Related event: silent green 1
In English

The after concert talk “Take a Deep Breath” maps the composers’ very different approaches to the trumpet, the instrument that is featured heavily in the two MaerzMusik days at silent green. From questions of codified musical communication to the intrinsic acoustic properties of the instrument, there is an abundance of ways to elicit its singular qualities.

This artist talk can only be attended with a ticket for the concert “silent green 1. Mazen Kerbaj // Ty Bouque // Marco Blaauw / Global Breath 1”.

Saturday 29.3.

silent green, Atelier 2

12:00–12:20 | Impulses

from Kamila Metwaly and Global Breath initiator Marco Blaauw 
In English

Related event: silent green 3 & silent green 4

Artistic director Kamila Metwaly and Global Breath initiator Marco Blaauw talk about the breath and its sheer endless possibilities to transform into organized and non-organized sound. Both the political-cultural aspects and the musical shaping of sound will be discussed in two impulses.
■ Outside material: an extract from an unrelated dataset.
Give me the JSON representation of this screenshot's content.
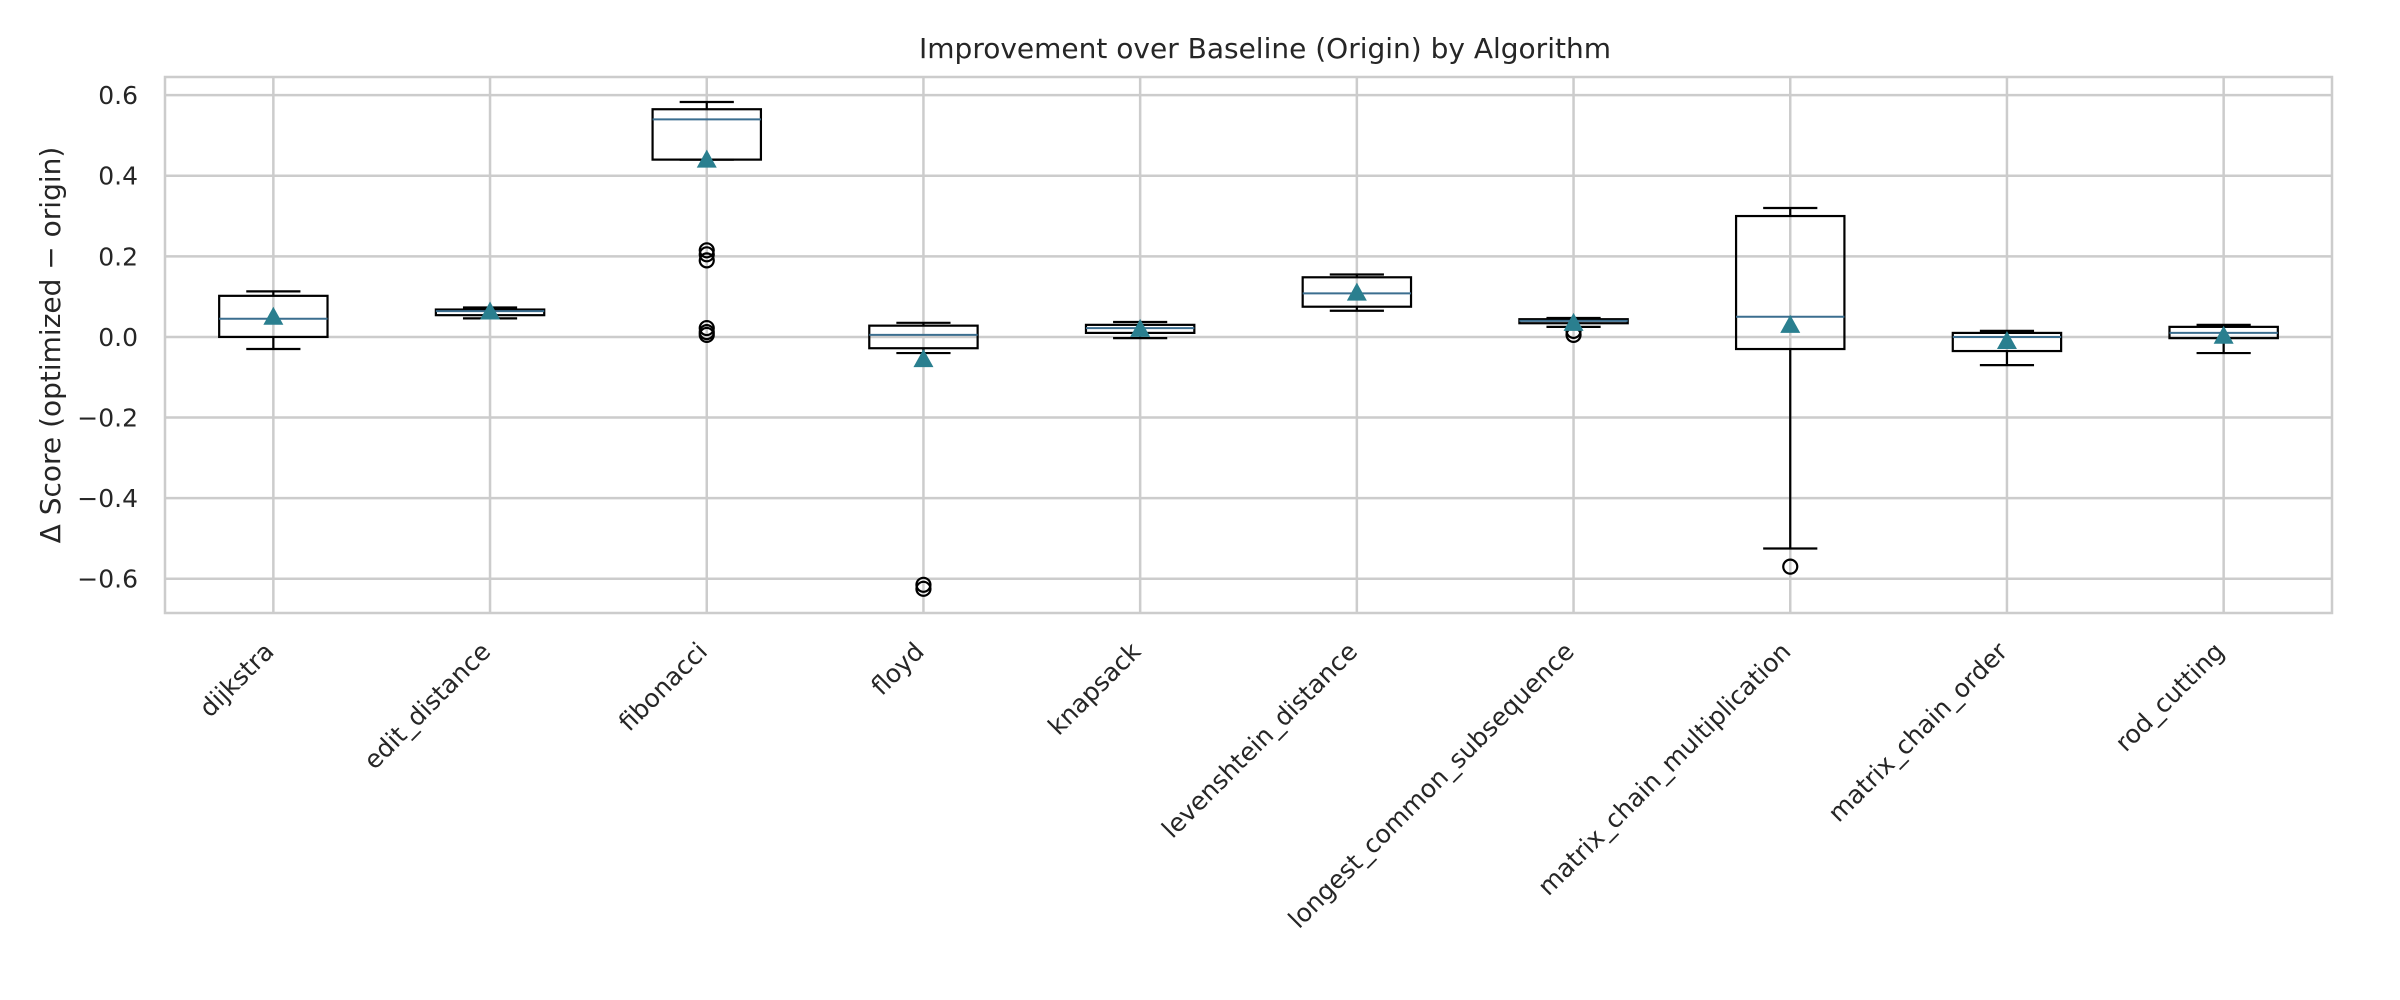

12:30–12:50 | I Can’t Breathe: A Virtual Dialogue

by George Lewis
In English

Related event: silent green 3

13:00–14:00 | Calls and Responses – the Brass Instrument in Environmental and Creation Process Interplay

Discussion with Elena Rykova, Dai Fujikura and Claudia Molitor
In English

Related event: silent green 3 & silent green 4

The echo of the (horn or trumpet) fanfare is rich in allusions. In this encounter, we discuss how trumpet sounds are in symbiotic contact with the environment and how the materiality of the instrument ping-pongs back and forth from composer to performer, navigating the artistic processes and in-between states thereof.

14:00–15:00 | BreathExperience

A breath therapy session
In German

Related ebent: silent green 3 & silent green 4

Prof Ilse Middendorf’s BreathExperience conveys vitality and resilience. The previously unconscious effects and inherent self-healing powers are sensitively experienced through stretches, the sounding of vowels and movements from the breath.

15:00–15:20 | Shallow Grave / Tongue of the Land

A lecture by Liza Lim
In English

Related event: silent green 3 & silent green 4

Liza Lim shares insights into her compositions in the Global Breath series and their connection to ecological perspectives.

15:30–16:30 | A composers’ conversation

with Liza Lim and George Lewis
In English

Related event: silent green 3 & silent green 4

Liza Lim and George Lewis discuss their specific approaches to composing for wind and brass instruments.

17:00–21:30 | Global Breath. World of Trumpet Sounds

Sound Installation
In English

Related event: silent green 3 & silent green 4

Trumpet pioneers from around the world were interviewed about their perceptions of sound, their social, geographic and political environments, and their specific playing techniques and musical genres. From these experiences, Marco Blaauw composed a global trumpet sound from an enormous variety of trumpet-like sounds from many cultures. This radio play was awarded with the EBU Palma Ars Acustica. The jury praised “its outstanding approach to travelling the world using trumpet instruments, incorporating not only man-made instruments but also sounds from the environment, such as animals and birds. A subtle journey through the ancient rituals of the horn or trumpet.”